De acordo com pesquisa da Fundação Dom Cabral divulgada no ano passado, 75% de toda esta distribuição é realizada pela malha rodoviária, seguido pelo transporte marítimo (9,2%) e pelo transporte aéreo (5,8%) como os principais eixos logísticos nacionais.
Esta concentração da logística brasileira no transporte rodoviário é um ponto de partida relevante para que possamos refletir sobre algumas das questões centrais que envolvem a infraestrutura viária do país.
A primeira envolve a própria necessidade de uma melhor distribuição do transporte de cargas dentre os diferentes modais transitáveis no país.
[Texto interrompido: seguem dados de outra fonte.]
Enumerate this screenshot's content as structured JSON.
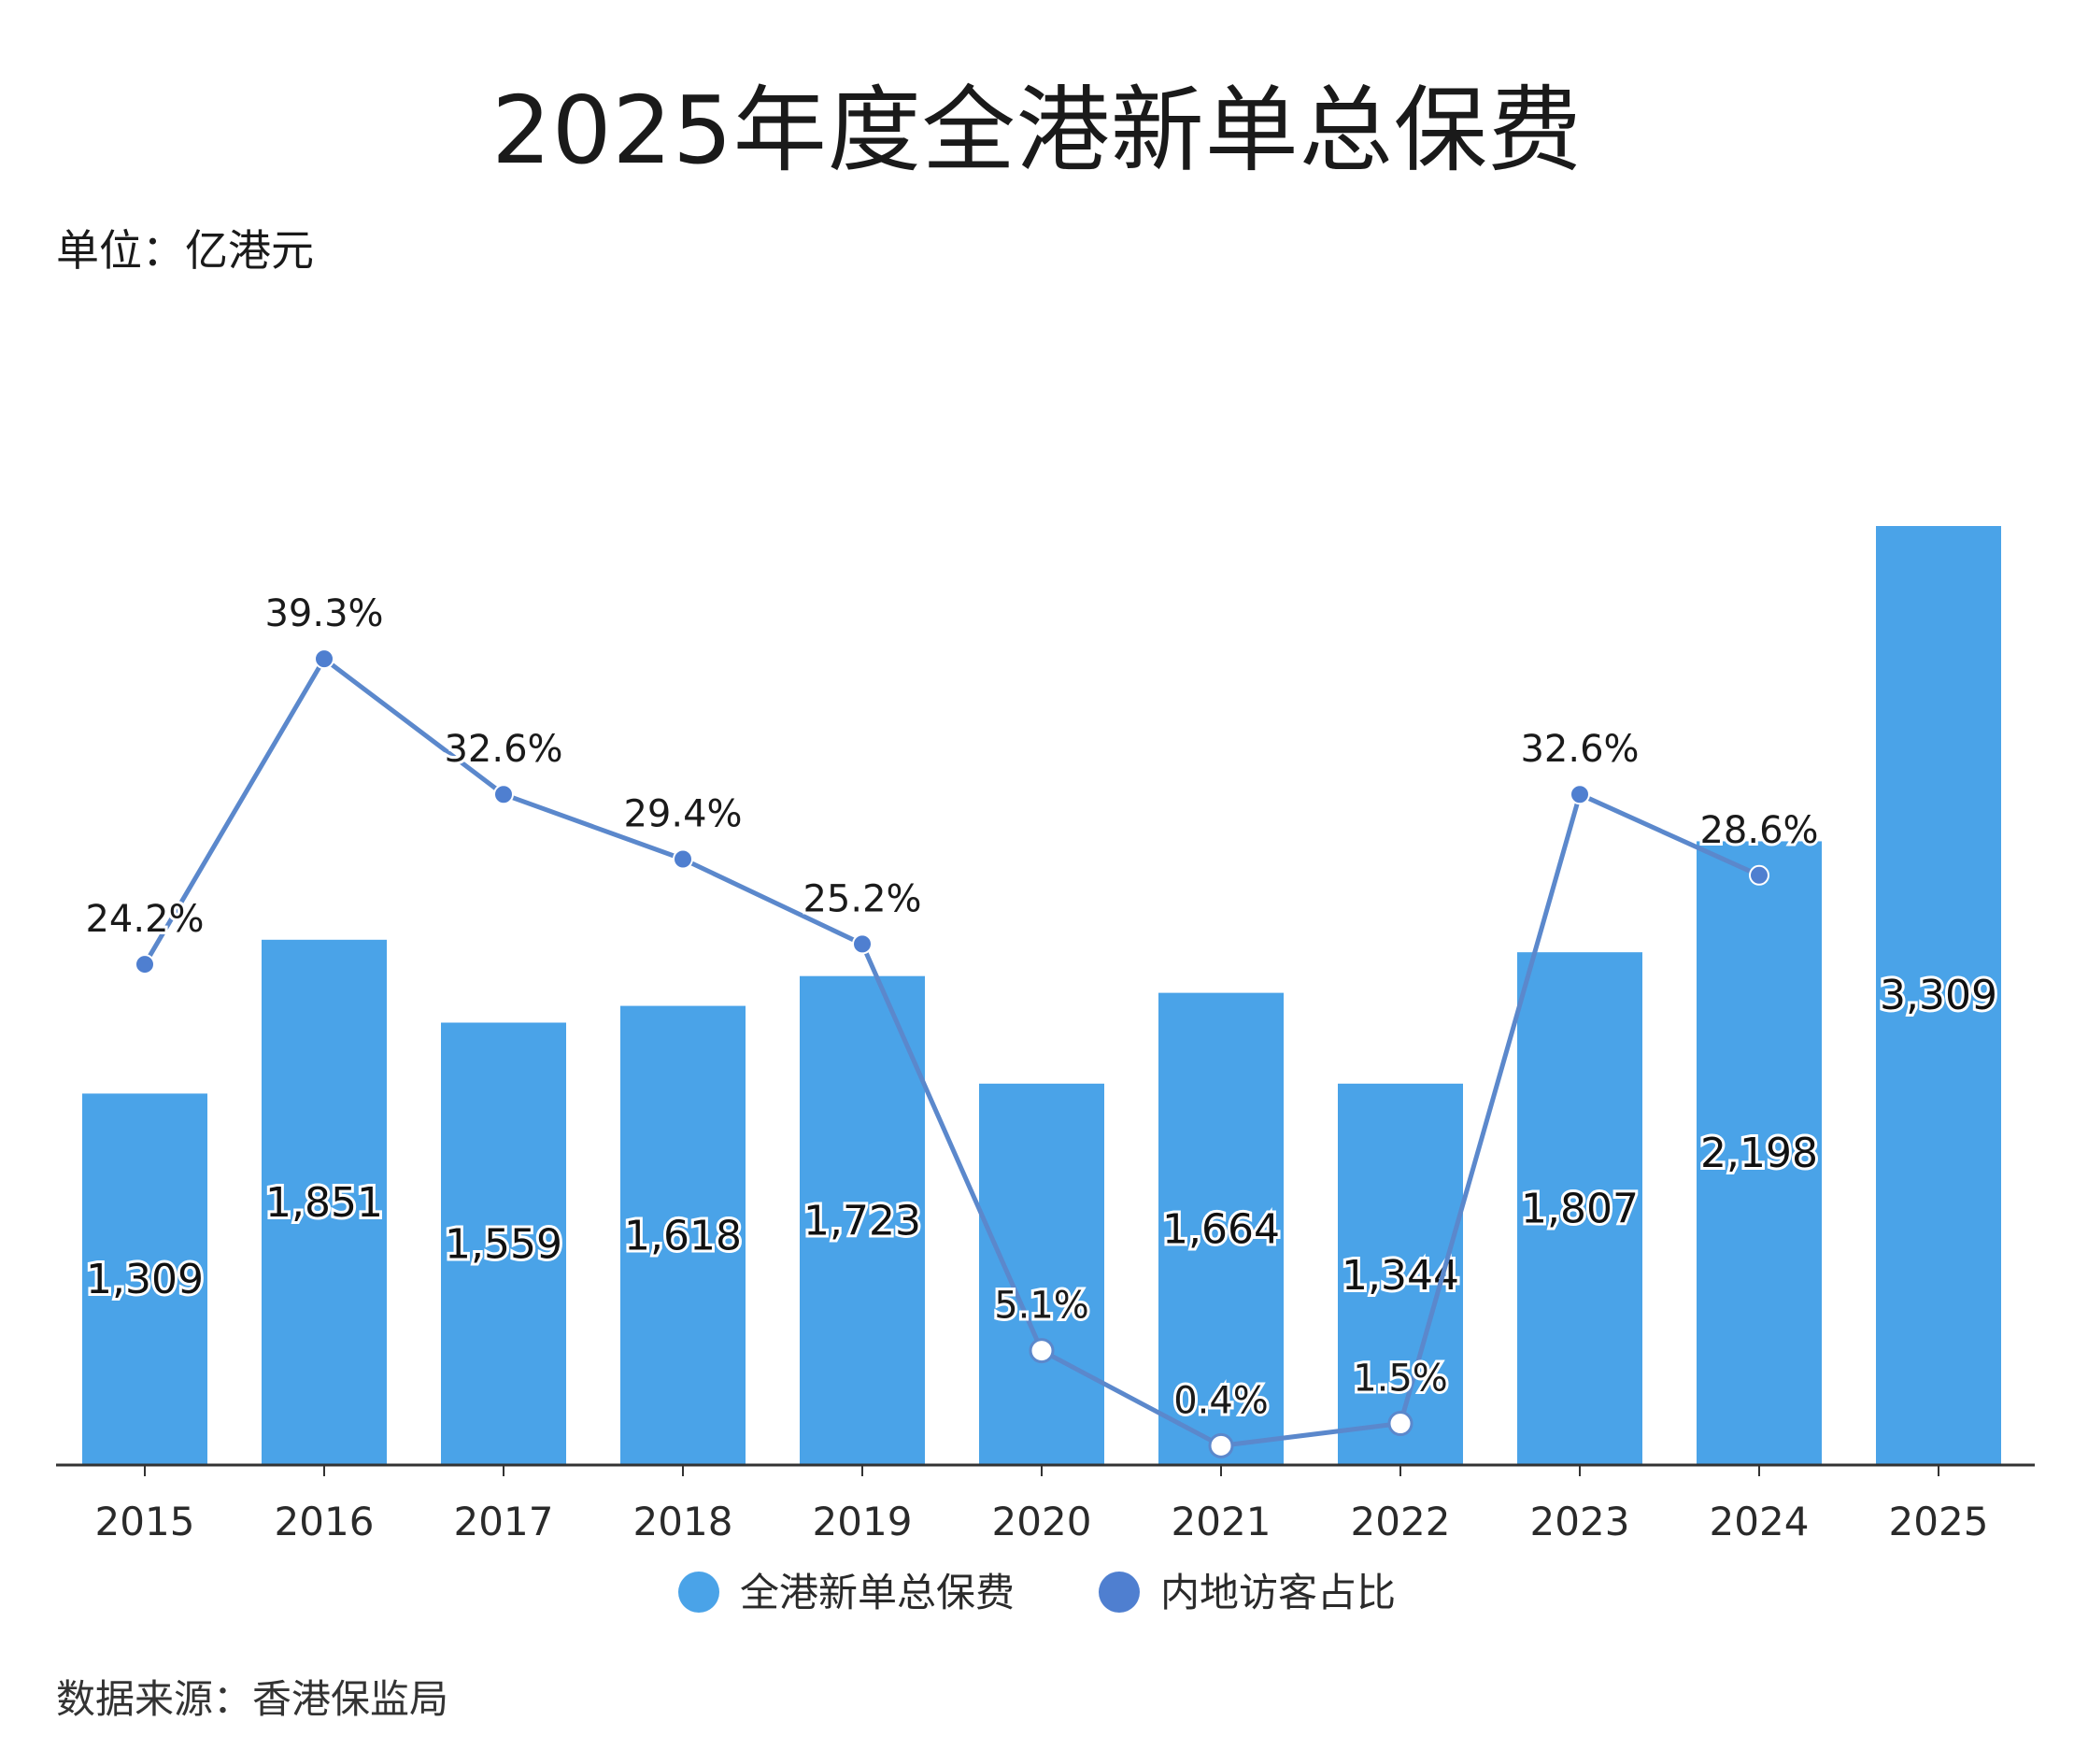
{
  "header": {
    "title": "2025年度全港新单总保费",
    "unit": "单位：亿港元"
  },
  "footer": {
    "source": "数据来源：香港保监局"
  },
  "colors": {
    "bar": "#4aa3e8",
    "line": "#5b88cc",
    "marker": "#4f7fd0",
    "axis": "#333333"
  },
  "chart_data": {
    "type": "bar",
    "categories": [
      "2015",
      "2016",
      "2017",
      "2018",
      "2019",
      "2020",
      "2021",
      "2022",
      "2023",
      "2024",
      "2025"
    ],
    "series": [
      {
        "name": "全港新单总保费",
        "type": "bar",
        "values": [
          1309,
          1851,
          1559,
          1618,
          1723,
          1344,
          1664,
          1344,
          1807,
          2198,
          3309
        ],
        "labels": [
          "1,309",
          "1,851",
          "1,559",
          "1,618",
          "1,723",
          "",
          "1,664",
          "1,344",
          "1,807",
          "2,198",
          "3,309"
        ]
      },
      {
        "name": "内地访客占比",
        "type": "line",
        "values": [
          24.2,
          39.3,
          32.6,
          29.4,
          25.2,
          5.1,
          0.4,
          1.5,
          32.6,
          28.6,
          null
        ],
        "labels": [
          "24.2%",
          "39.3%",
          "32.6%",
          "29.4%",
          "25.2%",
          "5.1%",
          "0.4%",
          "1.5%",
          "32.6%",
          "28.6%",
          ""
        ],
        "hollow_markers": [
          5,
          6,
          7
        ]
      }
    ],
    "legend": {
      "position": "bottom",
      "items": [
        "全港新单总保费",
        "内地访客占比"
      ]
    },
    "grid": false
  }
}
Tal distribuição, por sua vez, envolve uma maior participação e maiores investimentos do Governo no fortalecimento da infraestrutura nacional. No ano passado, porém, o movimento do poder público foi contrário a esta lógica. De acordo com dados do Tesouro Nacional, os investimentos em infraestrutura foram os menores em 10 anos, contabilizando apenas 0,4% do PIB Nacional, valor que corresponde a 27,8 bilhões.
Como agravante, os portos brasileiros, que seriam uma alternativa de menor custo capaz de aumentar a diversificação dos modais de transporte, perderam cerca de R$ 14,3 bilhões em investimentos públicos nos últimos anos, conforme levantamento da Associação Brasileira de Terminais e Recintos Alfandegados (ABTRA).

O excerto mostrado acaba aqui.